The principles state that personal information must be used fairly and lawfully, and for limited, specifically stated purposes. Data must be accurate, kept safe and secure, and kept for no longer than is absolutely necessary. It must also be used in a way that is adequate, relevant and not excessive – for example, if data is collected for one reason, it should not be used for a different reason. Finally, it shouldn’t be transferred outside the UK without adequate protection.

 

What about sensitive information?

Some data is considered more sensitive than others and has an even stronger framework of legal protection. This includes:

  • ethnic background
  • political opinions
  • religious beliefs
  • health
  • sexual health
  • criminal record

 

What about information given to an employer?

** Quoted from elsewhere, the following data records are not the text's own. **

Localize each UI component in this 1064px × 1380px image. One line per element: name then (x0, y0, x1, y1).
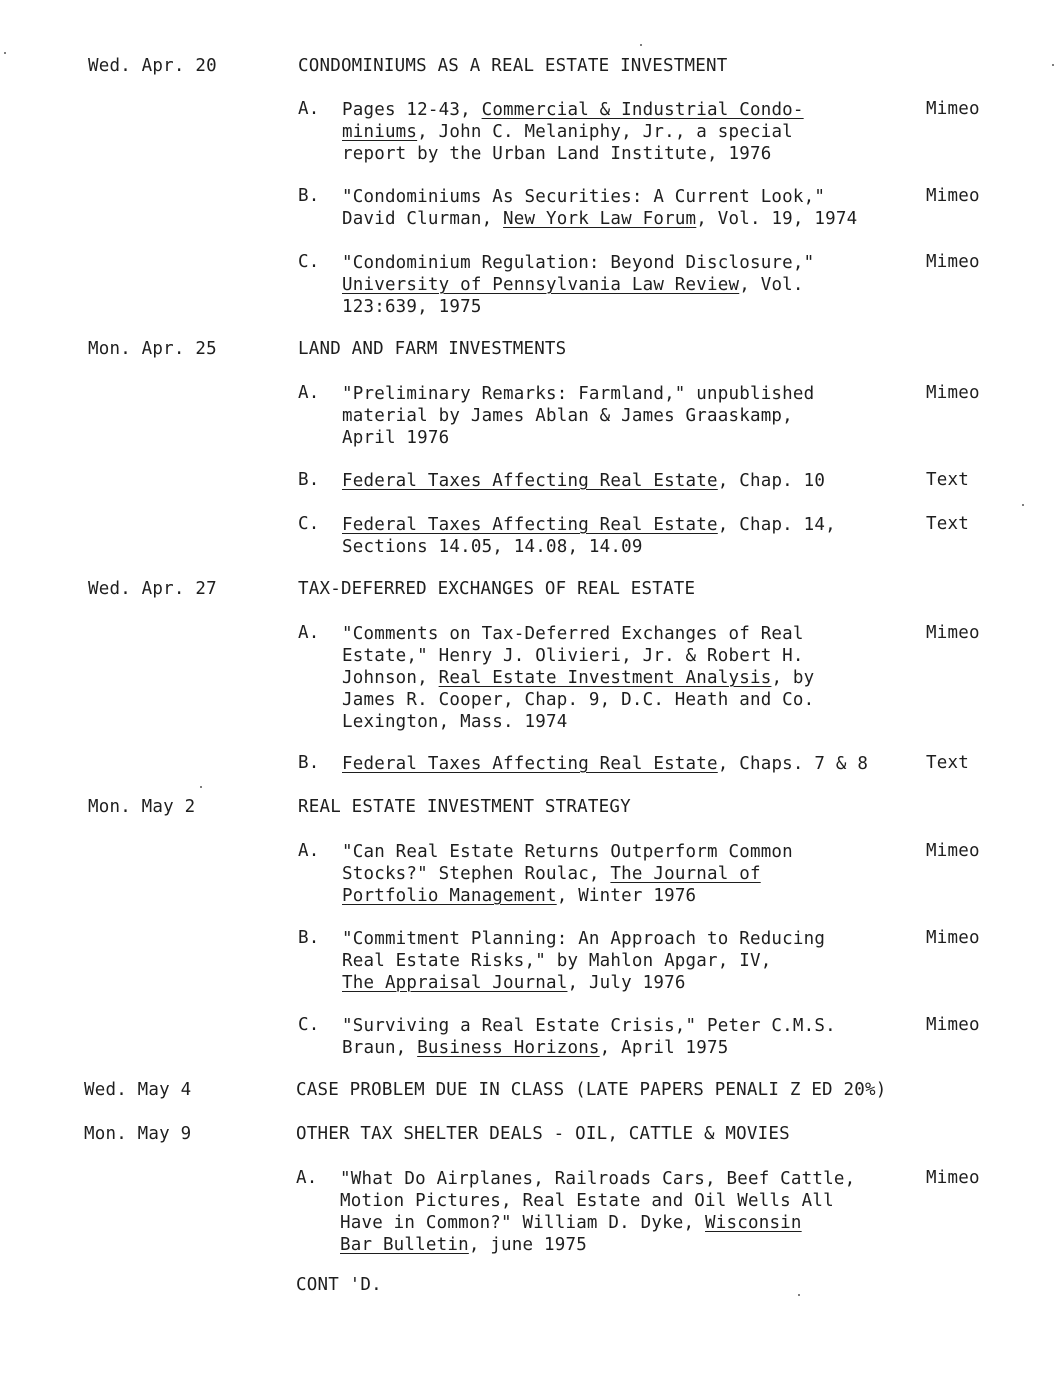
citation-line (342, 296, 814, 318)
citation-text: Johnson, (342, 668, 439, 688)
item-letter: A. (298, 99, 320, 119)
item-letter: B. (298, 928, 320, 948)
underlined-title: Bar Bulletin (340, 1235, 469, 1255)
citation-line (342, 143, 804, 165)
reading-citation (342, 841, 793, 907)
section-topic: OTHER TAX SHELTER DEALS - OIL, CATTLE & MOVIES (296, 1124, 790, 1144)
section-date: Wed. May 4 (84, 1080, 192, 1100)
item-letter: A. (298, 841, 320, 861)
reading-source-type: Mimeo (926, 99, 980, 119)
scan-speck (1052, 64, 1054, 66)
citation-text: , John C. Melaniphy, Jr., a special (417, 122, 793, 142)
citation-line (342, 841, 793, 863)
citation-line (342, 711, 814, 733)
section-date: Wed. Apr. 20 (88, 56, 217, 76)
section-topic: TAX-DEFERRED EXCHANGES OF REAL ESTATE (298, 579, 696, 599)
citation-line (340, 1168, 855, 1190)
citation-line (340, 1212, 855, 1234)
reading-source-type: Mimeo (926, 928, 980, 948)
section-topic: CASE PROBLEM DUE IN CLASS (LATE PAPERS PENALI Z ED 20%) (296, 1080, 887, 1100)
citation-text: "Condominiums As Securities: A Current Look," (342, 187, 826, 207)
citation-line (342, 383, 814, 405)
underlined-title: Portfolio Management (342, 886, 557, 906)
section-topic: REAL ESTATE INVESTMENT STRATEGY (298, 797, 631, 817)
reading-citation (342, 928, 825, 994)
citation-line (340, 1190, 855, 1212)
citation-text: 123:639, 1975 (342, 297, 482, 317)
citation-text: April 1976 (342, 428, 450, 448)
underlined-title: Federal Taxes Affecting Real Estate (342, 754, 718, 774)
citation-line (342, 645, 814, 667)
reading-source-type: Text (926, 470, 969, 490)
section-date: Mon. May 9 (84, 1124, 192, 1144)
citation-line (342, 689, 814, 711)
citation-line (340, 1234, 855, 1256)
reading-source-type: Text (926, 753, 969, 773)
citation-text: Real Estate Risks," by Mahlon Apgar, IV, (342, 951, 772, 971)
citation-line (342, 753, 868, 775)
citation-line (342, 885, 793, 907)
citation-text: Pages 12-43, (342, 100, 482, 120)
underlined-title: University of Pennsylvania Law Review (342, 275, 740, 295)
continued-note: CONT 'D. (296, 1275, 382, 1295)
reading-citation (342, 186, 857, 230)
underlined-title: Wisconsin (705, 1213, 802, 1233)
citation-text: Sections 14.05, 14.08, 14.09 (342, 537, 643, 557)
citation-text: , Chaps. 7 & 8 (717, 754, 869, 774)
citation-line (342, 514, 836, 536)
citation-text: , Vol. 19, 1974 (696, 209, 858, 229)
section-topic: CONDOMINIUMS AS A REAL ESTATE INVESTMENT (298, 56, 728, 76)
item-letter: B. (298, 470, 320, 490)
reading-citation (342, 623, 814, 733)
reading-citation (342, 514, 836, 558)
reading-source-type: Mimeo (926, 623, 980, 643)
citation-text: material by James Ablan & James Graaskamp, (342, 406, 793, 426)
item-letter: C. (298, 252, 320, 272)
reading-citation (342, 252, 814, 318)
citation-text: , Chap. 14, (717, 515, 836, 535)
underlined-title: Commercial & Industrial Condo- (481, 100, 804, 120)
item-letter: C. (298, 514, 320, 534)
citation-line (342, 274, 814, 296)
reading-citation (342, 383, 814, 449)
item-letter: A. (298, 623, 320, 643)
citation-text: "What Do Airplanes, Railroads Cars, Beef Cattle, (340, 1169, 856, 1189)
citation-line (342, 1015, 836, 1037)
reading-citation (342, 753, 868, 775)
reading-citation (340, 1168, 855, 1256)
citation-text: , Chap. 10 (717, 471, 826, 491)
citation-text: "Preliminary Remarks: Farmland," unpublished (342, 384, 815, 404)
citation-line (342, 536, 836, 558)
citation-text: "Commitment Planning: An Approach to Reducing (342, 929, 826, 949)
reading-citation (342, 1015, 836, 1059)
citation-line (342, 252, 814, 274)
citation-text: "Surviving a Real Estate Crisis," Peter C.M.S. (342, 1016, 836, 1036)
citation-text: , July 1976 (567, 973, 686, 993)
citation-text: Have in Common?" William D. Dyke, (340, 1213, 706, 1233)
citation-text: Motion Pictures, Real Estate and Oil Wells All (340, 1191, 834, 1211)
underlined-title: The Journal of (610, 864, 761, 884)
citation-line (342, 470, 825, 492)
citation-line (342, 186, 857, 208)
citation-text: , Vol. (739, 275, 804, 295)
citation-line (342, 99, 804, 121)
citation-text: , Winter 1976 (556, 886, 697, 906)
citation-line (342, 667, 814, 689)
citation-text: , june 1975 (468, 1235, 587, 1255)
citation-text: report by the Urban Land Institute, 1976 (342, 144, 772, 164)
reading-source-type: Text (926, 514, 969, 534)
reading-citation (342, 470, 825, 492)
reading-source-type: Mimeo (926, 383, 980, 403)
reading-source-type: Mimeo (926, 186, 980, 206)
reading-source-type: Mimeo (926, 841, 980, 861)
underlined-title: Business Horizons (417, 1038, 600, 1058)
citation-text: Braun, (342, 1038, 418, 1058)
citation-line (342, 405, 814, 427)
underlined-title: Real Estate Investment Analysis (438, 668, 772, 688)
reading-source-type: Mimeo (926, 1015, 980, 1035)
section-date: Mon. Apr. 25 (88, 339, 217, 359)
citation-text: Stocks?" Stephen Roulac, (342, 864, 611, 884)
reading-source-type: Mimeo (926, 1168, 980, 1188)
scan-speck (4, 52, 6, 54)
reading-citation (342, 99, 804, 165)
scan-speck (200, 786, 202, 788)
citation-text: Estate," Henry J. Olivieri, Jr. & Robert H. (342, 646, 804, 666)
section-date: Mon. May 2 (88, 797, 196, 817)
citation-text: , April 1975 (599, 1038, 729, 1058)
citation-text: Lexington, Mass. 1974 (342, 712, 568, 732)
section-date: Wed. Apr. 27 (88, 579, 217, 599)
citation-line (342, 208, 857, 230)
underlined-title: The Appraisal Journal (342, 973, 568, 993)
citation-line (342, 863, 793, 885)
item-letter: A. (296, 1168, 318, 1188)
item-letter: B. (298, 186, 320, 206)
citation-text: "Condominium Regulation: Beyond Disclosure," (342, 253, 815, 273)
citation-text: "Comments on Tax-Deferred Exchanges of Real (342, 624, 804, 644)
citation-line (342, 972, 825, 994)
citation-line (342, 623, 814, 645)
underlined-title: Federal Taxes Affecting Real Estate (342, 515, 718, 535)
citation-line (342, 427, 814, 449)
citation-text: , by (771, 668, 815, 688)
underlined-title: miniums (342, 122, 418, 142)
scan-speck (798, 1294, 800, 1296)
citation-text: "Can Real Estate Returns Outperform Common (342, 842, 793, 862)
section-topic: LAND AND FARM INVESTMENTS (298, 339, 567, 359)
citation-line (342, 1037, 836, 1059)
scan-speck (1022, 504, 1024, 506)
reading-source-type: Mimeo (926, 252, 980, 272)
citation-line (342, 950, 825, 972)
citation-text: David Clurman, (342, 209, 504, 229)
item-letter: B. (298, 753, 320, 773)
scan-speck (640, 44, 642, 46)
underlined-title: New York Law Forum (503, 209, 697, 229)
citation-text: James R. Cooper, Chap. 9, D.C. Heath and Co. (342, 690, 815, 710)
underlined-title: Federal Taxes Affecting Real Estate (342, 471, 718, 491)
item-letter: A. (298, 383, 320, 403)
citation-line (342, 928, 825, 950)
item-letter: C. (298, 1015, 320, 1035)
citation-line (342, 121, 804, 143)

When you are given a job offer, an employer is permitted to ask for certain information about you. This will range from the basics, such as name, contact details and National Insurance number, to information about your qualifications and work history. During the course of your employment, they may also keep further records on you relating to pay and conditions, training, accidents in the workplace and disciplinary action.

 

Some of this information is confidential, and employees have a right to know what records are kept and how they are subsequently used. An employer must be aware of and follow DPA rules and has 40 days to respond to a request by an employee to see the data kept on them.

 

Employers are not permitted to discriminate against potential candidates for interview on certain grounds (see our blog A Guide to Equality and Diversity), however, if a previous employer told them confidential information that led to them deciding not grant an interview to a candidate, the previous employer could be in breach of the DPA.

 

How do I know what data an organisation holds about me?

Under the DPA, you have the right to know what information is held about you by organisations, whether a business, the government, a hospital or a school. You can do this by writing to the organisation and they will be legally required to inform you. There are a few exceptions; examples include when the information relates to tax, national security or crime. There may be a cost but it shouldn’t usually be more than £10.

 

If you find out that the information held on you is incorrect, you have the legal right to ask for it to be changed.

 

What if my data hasn’t been kept safely?

If you think that an organisation hasn’t kept information about you securely, or has misused it in some way, you are permitted to make a complaint.

 

First contact the organisation in question, but if you are not happy with their response or want further advice, you can also contact the Information Commissioner’s Office (ICO) via their helpline: 0303 123 1113.

Conclusion

Anyone responsible for collecting data about others should ensure that it is handled in keeping with the legislation set out in the Data Protection Act. If you have any queries about your responsibility for other people’s data, you should ask a more senior person in your workplace or organisation. Equally, if you have concerns about how you think your own data is being used, it’s worth investigating further for your own peace of mind – the law is in place to protect you.